The Pudding Shop is probably the most well known place in Istanbul, at least where travellers are concerned. A very plain restaurant which had a reputation for traditional Turkish cuisine along with the famous rice pudding dish sprinkled on top with sugar and cinnamon. With its comfy sofas and piles of books, music playing in the background it was a central meeting place for travellers to get information about transportation in Asia with a bulletin-board full of messages and advice where people could schedule rides with fellow travellers or leave messages for friends and family.
By the time our train departed three days later at 20:45 I was ready to leave. I could almost feel the bed bugs burrowing into my skin. One problem with travelling on the cheap is that you don’t want to spend money doing the usual tourist things, so although a boat trip up the Bosphorus to the Black Sea was tempting, it wasn’t feasible. Basically our days were spent walking around the city. All this hustle and bustle could be exhausting and given we had had very little sleep over the last few nights I was looking forward to getting some on the train.
It was a slow train. A very slow train. We were lucky to have only 5 people in our compartment which meant we could take it in turns to lie down and sleep, using the floor as well as the seats. The windows were not very well sealed and we soon found ourselves covered in a film of dust as we travelled south to Ankara.
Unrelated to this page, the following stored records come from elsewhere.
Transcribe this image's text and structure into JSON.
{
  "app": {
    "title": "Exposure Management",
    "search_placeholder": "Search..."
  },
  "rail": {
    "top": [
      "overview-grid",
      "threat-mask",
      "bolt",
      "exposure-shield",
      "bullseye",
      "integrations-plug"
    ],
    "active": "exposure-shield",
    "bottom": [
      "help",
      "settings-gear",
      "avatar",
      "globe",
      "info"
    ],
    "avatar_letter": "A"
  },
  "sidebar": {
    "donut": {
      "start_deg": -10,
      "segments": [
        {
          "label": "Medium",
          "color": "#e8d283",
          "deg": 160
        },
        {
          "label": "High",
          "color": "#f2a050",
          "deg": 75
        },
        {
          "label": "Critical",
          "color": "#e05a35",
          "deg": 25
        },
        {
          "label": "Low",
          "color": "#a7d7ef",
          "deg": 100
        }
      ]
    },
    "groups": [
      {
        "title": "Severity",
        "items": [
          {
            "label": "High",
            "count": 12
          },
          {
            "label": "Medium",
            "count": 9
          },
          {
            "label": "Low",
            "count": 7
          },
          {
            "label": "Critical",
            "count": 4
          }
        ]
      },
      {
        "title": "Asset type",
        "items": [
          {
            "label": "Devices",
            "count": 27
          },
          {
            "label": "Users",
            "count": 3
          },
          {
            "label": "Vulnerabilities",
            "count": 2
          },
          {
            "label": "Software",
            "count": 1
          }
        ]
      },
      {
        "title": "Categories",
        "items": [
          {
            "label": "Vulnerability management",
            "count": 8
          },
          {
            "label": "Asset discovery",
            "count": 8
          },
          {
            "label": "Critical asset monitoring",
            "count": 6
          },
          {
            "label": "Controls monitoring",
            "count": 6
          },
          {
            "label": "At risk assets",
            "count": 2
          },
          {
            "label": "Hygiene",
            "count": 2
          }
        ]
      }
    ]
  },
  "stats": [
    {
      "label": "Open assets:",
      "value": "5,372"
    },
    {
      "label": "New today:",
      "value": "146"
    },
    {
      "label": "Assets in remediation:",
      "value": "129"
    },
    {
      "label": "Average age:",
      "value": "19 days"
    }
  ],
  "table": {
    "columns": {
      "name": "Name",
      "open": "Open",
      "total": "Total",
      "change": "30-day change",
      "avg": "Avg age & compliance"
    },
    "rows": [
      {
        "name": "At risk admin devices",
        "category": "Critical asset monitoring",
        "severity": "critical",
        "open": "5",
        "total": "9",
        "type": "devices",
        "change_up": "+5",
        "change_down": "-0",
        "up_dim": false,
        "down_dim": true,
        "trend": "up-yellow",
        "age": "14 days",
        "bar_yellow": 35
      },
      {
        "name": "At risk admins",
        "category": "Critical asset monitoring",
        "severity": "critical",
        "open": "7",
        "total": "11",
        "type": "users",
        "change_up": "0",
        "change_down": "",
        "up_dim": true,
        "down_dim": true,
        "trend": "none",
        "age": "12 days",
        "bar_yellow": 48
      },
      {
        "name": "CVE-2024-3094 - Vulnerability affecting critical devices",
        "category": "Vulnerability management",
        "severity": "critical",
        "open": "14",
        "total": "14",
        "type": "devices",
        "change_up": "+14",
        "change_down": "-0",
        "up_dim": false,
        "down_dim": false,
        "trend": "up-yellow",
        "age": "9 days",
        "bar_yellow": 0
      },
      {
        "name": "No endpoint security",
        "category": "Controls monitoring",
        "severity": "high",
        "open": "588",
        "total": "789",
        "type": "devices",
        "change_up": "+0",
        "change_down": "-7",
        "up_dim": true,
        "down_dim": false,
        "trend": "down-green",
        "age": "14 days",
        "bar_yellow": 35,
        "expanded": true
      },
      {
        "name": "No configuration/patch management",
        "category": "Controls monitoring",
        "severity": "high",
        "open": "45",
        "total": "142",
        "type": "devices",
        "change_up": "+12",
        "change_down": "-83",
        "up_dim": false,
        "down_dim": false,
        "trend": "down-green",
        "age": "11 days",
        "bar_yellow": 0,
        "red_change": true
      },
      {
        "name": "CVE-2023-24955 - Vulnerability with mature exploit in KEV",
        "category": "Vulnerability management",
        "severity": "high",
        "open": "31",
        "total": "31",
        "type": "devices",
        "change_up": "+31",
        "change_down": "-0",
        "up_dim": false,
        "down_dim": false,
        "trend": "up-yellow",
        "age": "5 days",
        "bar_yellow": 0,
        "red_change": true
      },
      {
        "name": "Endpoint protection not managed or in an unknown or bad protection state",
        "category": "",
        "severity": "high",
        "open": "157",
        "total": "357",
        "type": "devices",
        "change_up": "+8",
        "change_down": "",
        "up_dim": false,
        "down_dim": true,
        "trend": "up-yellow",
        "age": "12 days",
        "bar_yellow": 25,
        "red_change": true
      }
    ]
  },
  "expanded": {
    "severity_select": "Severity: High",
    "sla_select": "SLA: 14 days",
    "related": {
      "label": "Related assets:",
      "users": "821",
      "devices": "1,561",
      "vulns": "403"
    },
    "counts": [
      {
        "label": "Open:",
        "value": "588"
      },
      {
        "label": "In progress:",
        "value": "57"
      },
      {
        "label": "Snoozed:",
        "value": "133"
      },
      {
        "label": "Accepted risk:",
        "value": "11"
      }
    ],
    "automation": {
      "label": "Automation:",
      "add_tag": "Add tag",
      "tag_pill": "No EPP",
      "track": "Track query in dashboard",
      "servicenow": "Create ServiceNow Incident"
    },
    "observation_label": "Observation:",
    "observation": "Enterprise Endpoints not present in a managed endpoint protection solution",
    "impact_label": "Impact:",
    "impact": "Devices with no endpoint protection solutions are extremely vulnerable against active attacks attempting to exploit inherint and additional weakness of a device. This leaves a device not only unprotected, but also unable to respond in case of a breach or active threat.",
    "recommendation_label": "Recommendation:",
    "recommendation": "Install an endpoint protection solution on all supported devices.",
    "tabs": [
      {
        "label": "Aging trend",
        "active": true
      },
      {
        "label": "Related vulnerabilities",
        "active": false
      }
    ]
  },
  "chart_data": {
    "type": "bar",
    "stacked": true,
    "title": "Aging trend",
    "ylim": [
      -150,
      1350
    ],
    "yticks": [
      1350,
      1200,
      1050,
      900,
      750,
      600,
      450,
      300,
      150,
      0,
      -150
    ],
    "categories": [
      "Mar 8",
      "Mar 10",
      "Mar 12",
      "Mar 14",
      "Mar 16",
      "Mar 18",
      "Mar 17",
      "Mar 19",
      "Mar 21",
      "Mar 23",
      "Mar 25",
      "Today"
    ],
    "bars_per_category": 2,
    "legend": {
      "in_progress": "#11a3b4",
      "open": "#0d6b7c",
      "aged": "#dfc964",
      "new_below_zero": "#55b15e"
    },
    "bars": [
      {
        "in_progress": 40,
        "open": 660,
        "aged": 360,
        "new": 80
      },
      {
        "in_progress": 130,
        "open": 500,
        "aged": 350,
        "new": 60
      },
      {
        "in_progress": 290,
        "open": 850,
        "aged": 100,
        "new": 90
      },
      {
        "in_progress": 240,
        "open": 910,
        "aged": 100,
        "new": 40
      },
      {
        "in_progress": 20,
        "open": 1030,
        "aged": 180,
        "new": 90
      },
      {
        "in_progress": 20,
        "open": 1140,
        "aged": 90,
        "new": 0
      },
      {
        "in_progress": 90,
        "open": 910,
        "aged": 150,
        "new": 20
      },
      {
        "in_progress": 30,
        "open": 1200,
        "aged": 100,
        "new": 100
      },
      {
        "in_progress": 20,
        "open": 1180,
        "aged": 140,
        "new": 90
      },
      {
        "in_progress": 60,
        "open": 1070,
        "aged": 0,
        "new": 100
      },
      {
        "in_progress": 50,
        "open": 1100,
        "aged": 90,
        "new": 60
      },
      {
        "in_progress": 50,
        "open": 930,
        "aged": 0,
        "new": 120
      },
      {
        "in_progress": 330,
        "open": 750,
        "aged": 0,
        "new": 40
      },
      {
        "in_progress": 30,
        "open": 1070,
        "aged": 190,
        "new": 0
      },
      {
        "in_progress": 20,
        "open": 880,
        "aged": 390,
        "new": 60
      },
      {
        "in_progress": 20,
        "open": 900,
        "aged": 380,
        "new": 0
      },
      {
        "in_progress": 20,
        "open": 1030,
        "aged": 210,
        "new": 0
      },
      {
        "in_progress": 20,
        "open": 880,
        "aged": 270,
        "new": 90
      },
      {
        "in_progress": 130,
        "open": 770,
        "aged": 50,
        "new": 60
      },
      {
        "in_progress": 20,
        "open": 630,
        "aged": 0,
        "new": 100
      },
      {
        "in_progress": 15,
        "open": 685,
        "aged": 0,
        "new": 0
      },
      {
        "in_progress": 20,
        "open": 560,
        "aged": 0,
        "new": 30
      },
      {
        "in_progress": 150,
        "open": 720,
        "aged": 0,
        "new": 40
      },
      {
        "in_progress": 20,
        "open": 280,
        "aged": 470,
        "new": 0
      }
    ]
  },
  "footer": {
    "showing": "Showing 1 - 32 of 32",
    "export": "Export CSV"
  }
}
There didn’t appear to be anything around for miles only a glimpse of a light in the distance through the grubby windows.
It even snowed during the first night! After Ankara we went south to Kayseri, then northeast to Sivas, south to Malatya and then east to Tatvan.
Eventually we reached Lake Van Golu where the train went on board a train ferry to cross over from Tatvan to Van. We all piled off the train and went to find the bathrooms so we could wash off the filth. I even managed to wash my hair in the hot water – luxury! After a stroll around the ship to stretch the legs we headed back to the train and the First Class carriages to sleep. Passengers travelling first class got a berth on board the ship included with their ticket.
The next morning it was back to second class. After passing through Tabriz we hit a sandstorm. The train was completely covered so it was impossible to see anything through the windows after that. So much for the wash – we breathed sand and ate sand; there was so much of it about.
Four days after leaving Istanbul we arrived in Tehran. Who knew Turkey was so big?
[apologies for the dreadful quality of these photos – they haven’t scanned well, but even so the composition on some are cringeworthy. Of course in the pre-digital days you never knew what your photos would look like until they were developed and this was often many months later.]